Help how to find duplicate sentence

NASSER AL NAAMANI

Help how to find duplicate sentence, means how to filter out repeated sentence or phrase in the notepad opened file, example

abcde,abcde

PeterJones

@NASSER-AL-NAAMANI ,

You are way too vague for us to give a complete answer. You say “sentence”, but then use an example of the single word abcde repeated. Since we have no idea what characters are allowed in a sentence for your data, we would have to make our answer super-generic. And because we don’t know whether they are always separated by just one character (like your example comma), or if it could have dozens of other “sentences” between, then we’d have to make it allow a generic amount of characters between. The problem with super-generic regex that allow lots of variation in the number of characters between is that it’s an exceedingly inefficient regex, and if there are too many characters in your file, the regex engine can decide it’s out of memory/resources for it’s capture-and-backtrack algorithm, and stop before finding matches.

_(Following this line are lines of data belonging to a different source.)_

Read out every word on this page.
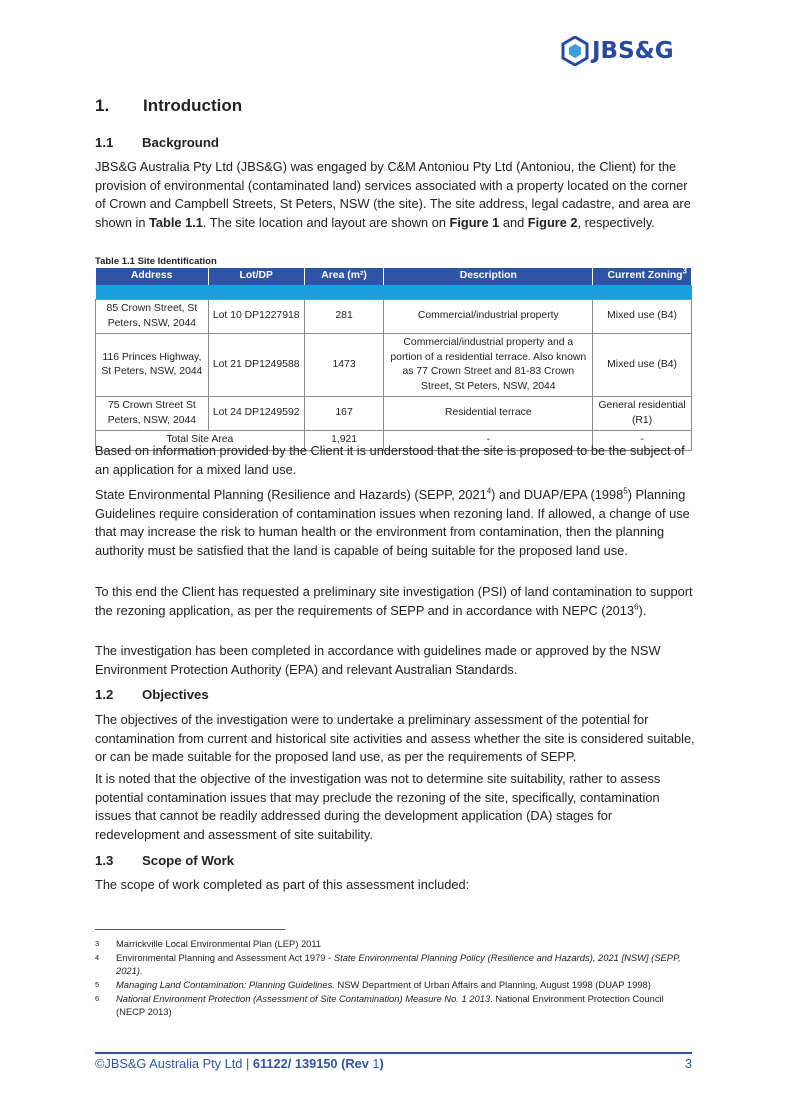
JBS&G
1. Introduction
1.1 Background

JBS&G Australia Pty Ltd (JBS&G) was engaged by C&M Antoniou Pty Ltd (Antoniou, the Client) for the provision of environmental (contaminated land) services associated with a property located on the corner of Crown and Campbell Streets, St Peters, NSW (the site). The site address, legal cadastre, and area are shown in Table 1.1. The site location and layout are shown on Figure 1 and Figure 2, respectively.

Table 1.1 Site Identification

Address	Lot/DP	Area (m²)	Description	Current Zoning$^3$

85 Crown Street, St Peters, NSW, 2044	Lot 10 DP1227918	281	Commercial/industrial property	Mixed use (B4)
116 Princes Highway, St Peters, NSW, 2044	Lot 21 DP1249588	1473	Commercial/industrial property and a portion of a residential terrace. Also known as 77 Crown Street and 81-83 Crown Street, St Peters, NSW, 2044	Mixed use (B4)
75 Crown Street St Peters, NSW, 2044	Lot 24 DP1249592	167	Residential terrace	General residential (R1)
Total Site Area		1,921	-	-

Based on information provided by the Client it is understood that the site is proposed to be the subject of an application for a mixed land use.

State Environmental Planning (Resilience and Hazards) (SEPP, 2021$^4$) and DUAP/EPA (1998$^5$) Planning Guidelines require consideration of contamination issues when rezoning land. If allowed, a change of use that may increase the risk to human health or the environment from contamination, then the planning authority must be satisfied that the land is capable of being suitable for the proposed land use.

To this end the Client has requested a preliminary site investigation (PSI) of land contamination to support the rezoning application, as per the requirements of SEPP and in accordance with NEPC (2013$^6$).

The investigation has been completed in accordance with guidelines made or approved by the NSW Environment Protection Authority (EPA) and relevant Australian Standards.

1.2 Objectives

The objectives of the investigation were to undertake a preliminary assessment of the potential for contamination from current and historical site activities and assess whether the site is considered suitable, or can be made suitable for the proposed land use, as per the requirements of SEPP.

It is noted that the objective of the investigation was not to determine site suitability, rather to assess potential contamination issues that may preclude the rezoning of the site, specifically, contamination issues that cannot be readily addressed during the development application (DA) stages for redevelopment and assessment of site suitability.

1.3 Scope of Work

The scope of work completed as part of this assessment included:

3	Marrickville Local Environmental Plan (LEP) 2011

4	Environmental Planning and Assessment Act 1979 - State Environmental Planning Policy (Resilience and Hazards), 2021 [NSW] (SEPP, 2021).

5	Managing Land Contamination: Planning Guidelines. NSW Department of Urban Affairs and Planning, August 1998 (DUAP 1998)

6	National Environment Protection (Assessment of Site Contamination) Measure No. 1 2013. National Environment Protection Council (NECP 2013)

©JBS&G Australia Pty Ltd | 61122/ 139150 (Rev 1)	3
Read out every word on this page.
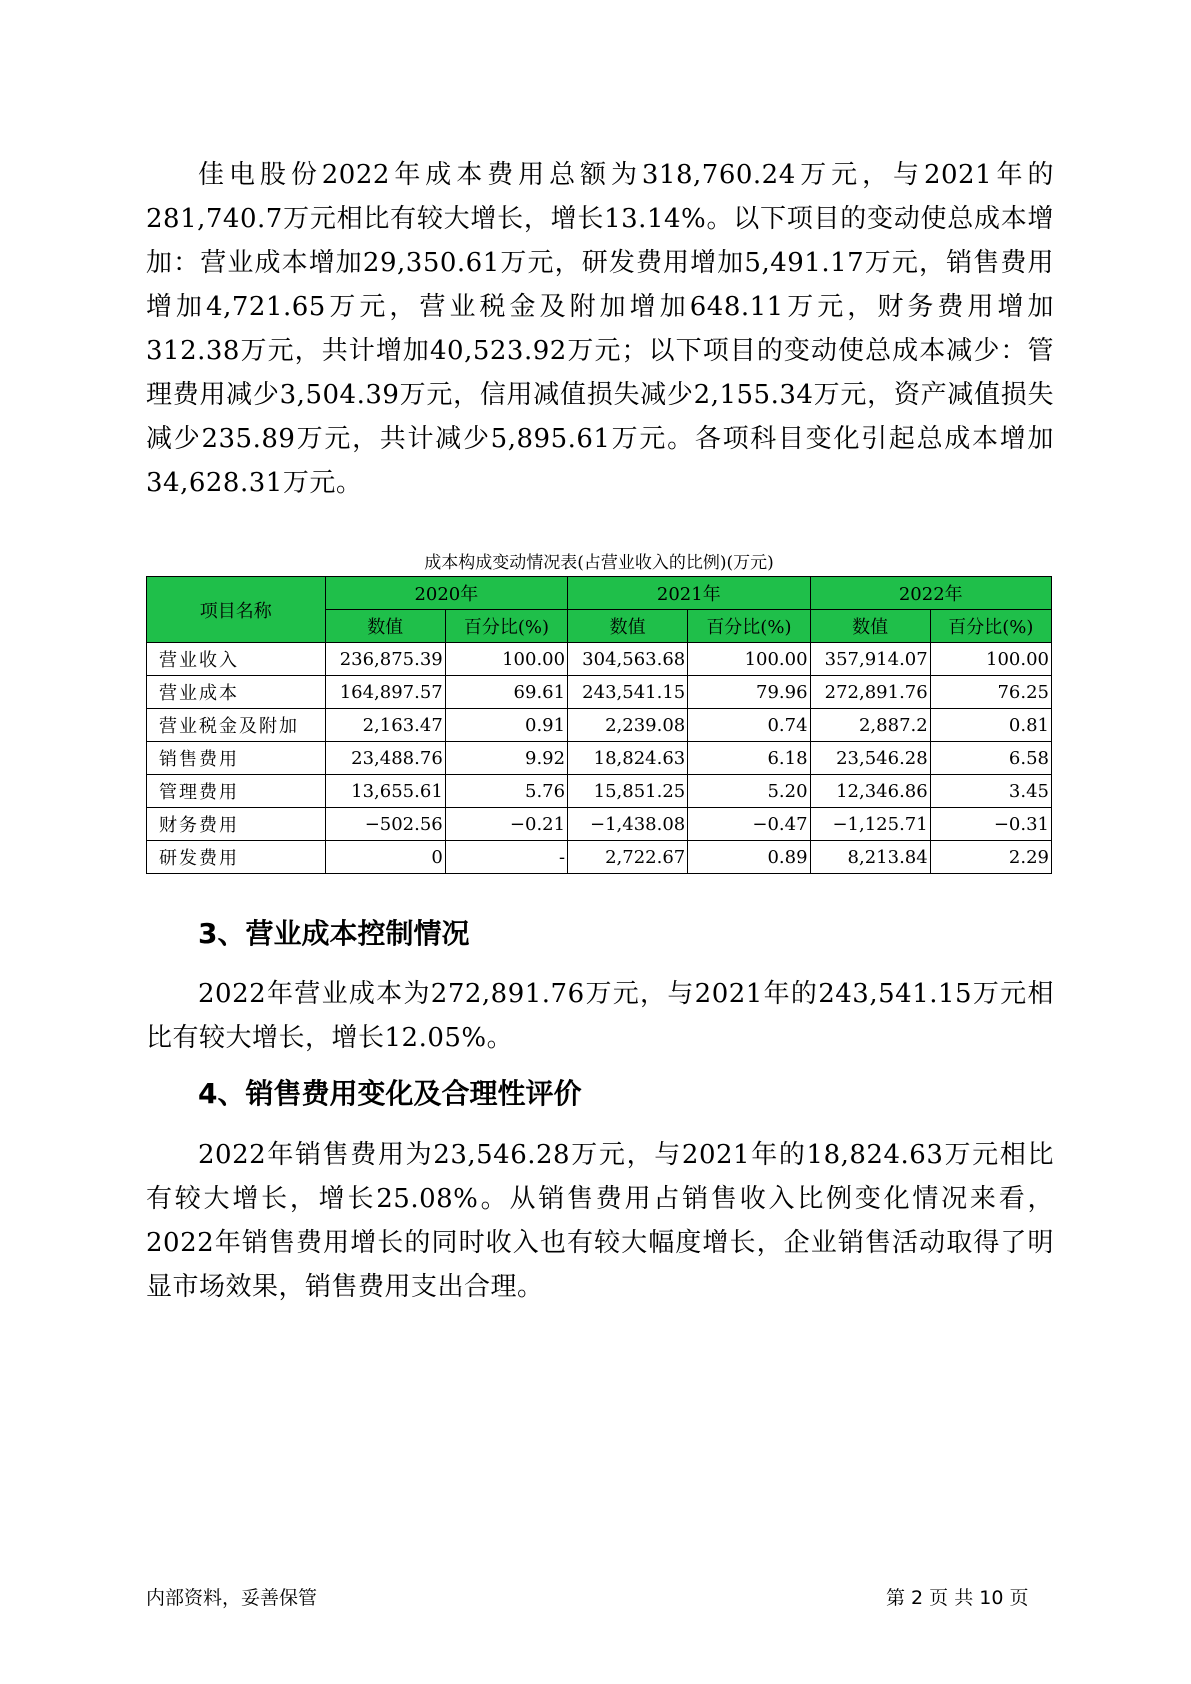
佳电股份2022年成本费用总额为318,760.24万元，与2021年的281,740.7万元相比有较大增长，增长13.14%。以下项目的变动使总成本增加：营业成本增加29,350.61万元，研发费用增加5,491.17万元，销售费用增加4,721.65万元，营业税金及附加增加648.11万元，财务费用增加312.38万元，共计增加40,523.92万元；以下项目的变动使总成本减少：管理费用减少3,504.39万元，信用减值损失减少2,155.34万元，资产减值损失减少235.89万元，共计减少5,895.61万元。各项科目变化引起总成本增加34,628.31万元。

成本构成变动情况表(占营业收入的比例)(万元)
项目名称	2020年		2021年		2022年	
	数值	百分比(%)	数值	百分比(%)	数值	百分比(%)
营业收入	236,875.39	100.00	304,563.68	100.00	357,914.07	100.00
营业成本	164,897.57	69.61	243,541.15	79.96	272,891.76	76.25
营业税金及附加	2,163.47	0.91	2,239.08	0.74	2,887.2	0.81
销售费用	23,488.76	9.92	18,824.63	6.18	23,546.28	6.58
管理费用	13,655.61	5.76	15,851.25	5.20	12,346.86	3.45
财务费用	−502.56	−0.21	−1,438.08	−0.47	−1,125.71	−0.31
研发费用	0	-	2,722.67	0.89	8,213.84	2.29
3、营业成本控制情况

2022年营业成本为272,891.76万元，与2021年的243,541.15万元相比有较大增长，增长12.05%。

4、销售费用变化及合理性评价

2022年销售费用为23,546.28万元，与2021年的18,824.63万元相比有较大增长，增长25.08%。从销售费用占销售收入比例变化情况来看，2022年销售费用增长的同时收入也有较大幅度增长，企业销售活动取得了明显市场效果，销售费用支出合理。

内部资料，妥善保管	第 2 页 共 10 页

If each of your “sentences” were a separate line of text, it would be much easier – and in fact, Notepad++ already has “Remove duplicate lines” or “Remove consecutive duplicate lines” built into the Search > Line Operations menu.

There’s also the matter of “filter out” – there are two ways to think of it: if there are two matching “sentences”, then “filter out” (delete) the second; or if there are two matching “sentences”, then “filter out” (delete) the first. Both of those variants involve difficulties of their own.

In general, the regex solution will involve the concepts of capture groups and backreferenes, and either a lookahead assertion or (because true lookbehinds cannot be variable width) using the \K control flow to mimic a variable-width lookbehind.

To do the delete-the-first, you would use a lookahead. So it would end up being something like

FIND = (.*)(?=.*?\1)
REPLACE = <leave empty>
SEARCH MODE = Regular Expression
- the (.*) is the capture group, capturing just about anything of any length
- the (?=...) is the lookahead, which means the characters have to match, but the replacement will not affect anything in that lookahead
- the .*? inside the lookahead means “match anything in between”
- the \1 inside the lookahead means "match exactly the same text as was already matched in capture group 1

To do the delete-the-second, you would want a lookbehind; but since the number of characters could be any length, you have to use \K to “reset” instead:

FIND = (.*).*?\K\1
REPLACE = <leave empty>
SEARCH MODE = Regular Expression
- Must use REPLACE ALL; cannot do a whole bunch of single REPLACE, because using \K
- you might have to run it multiple times, because it may have advanced beyond the “first” of some matching pair when it did the previous.
- the \K says “anything before the \K must match, but only stuff after the \K will be replaced by the REPLACE WITH text”
- the other concepts are the same

However, neither of those will actually work for you, because if your file was just the word tenet, either logic would see that the t is in your document twice, and delete one of them; then would see that e was in the document twice, and delete one of those, too. So with the delete-the-first solution, you’d end up with net; if you used the delete-the-second solution, the first time you REPLACE ALL, it would delete the t at the end, to produce tene, and then running it a second time, it would delete the e at the end, to produce ten . Even worse, the document tenet is a funny word, but it is a word. would end up with ten isafuyword,b. using the delete-the-second, and efny,butisa word. using the first.

If that’s not the weird results you want, then you’d have to make some sort of real regex definition for a “sentence”. And that’s more difficult that you might think. And I am quite certain, for any definition or regex that you think you had which would reliably match a sentence, I could come up with an exception that your definition/regex doesn’t cover. But if by some miracle, you could come up with a definition for a sentence or phrase that works for you in all edge cases, you would put it inside the first parentheses in one of the two regex I showed above.

To give more examples of why you are likely to not find what you want:

Using the definition of “a ‘sentence or phrase’` is any whole word (set of word characters between word boundaries) followed by anything else”, then
- delete-the-first: FIND = (\b\w+\b.*)(?=.*?\1) , which would transform tenet is a funny word, but it is a word. into tenet funny , but it is a word.
- delete-the-second: FIND = (\b\w+\b.*).*?\K\1, which would result in tenet is a funny word, but it .
Using the definition of "a ‘sentence or phrase’` is two or more whole words (set of word characters between word boundaries) separated by only spaces:
- delete-the-first: FIND = (\b\w+\b.*)(?=.*?\1) , which would transform tenet is a funny word, but it is a word. into tenet funny word, but it is a word.
- delete-the-second: FIND = (\b\w+\b(?:\h+\b\w+\b)+).*?\K\1, which would result in tenet is a funny word, but it word.
- this deleted just the phrase is a , which meets your generic phrasing of “sentence or phrase”.

I’m not sure anything much more complicated would truly get better, and I am sure you’d run across weird exceptions the more complicated you got.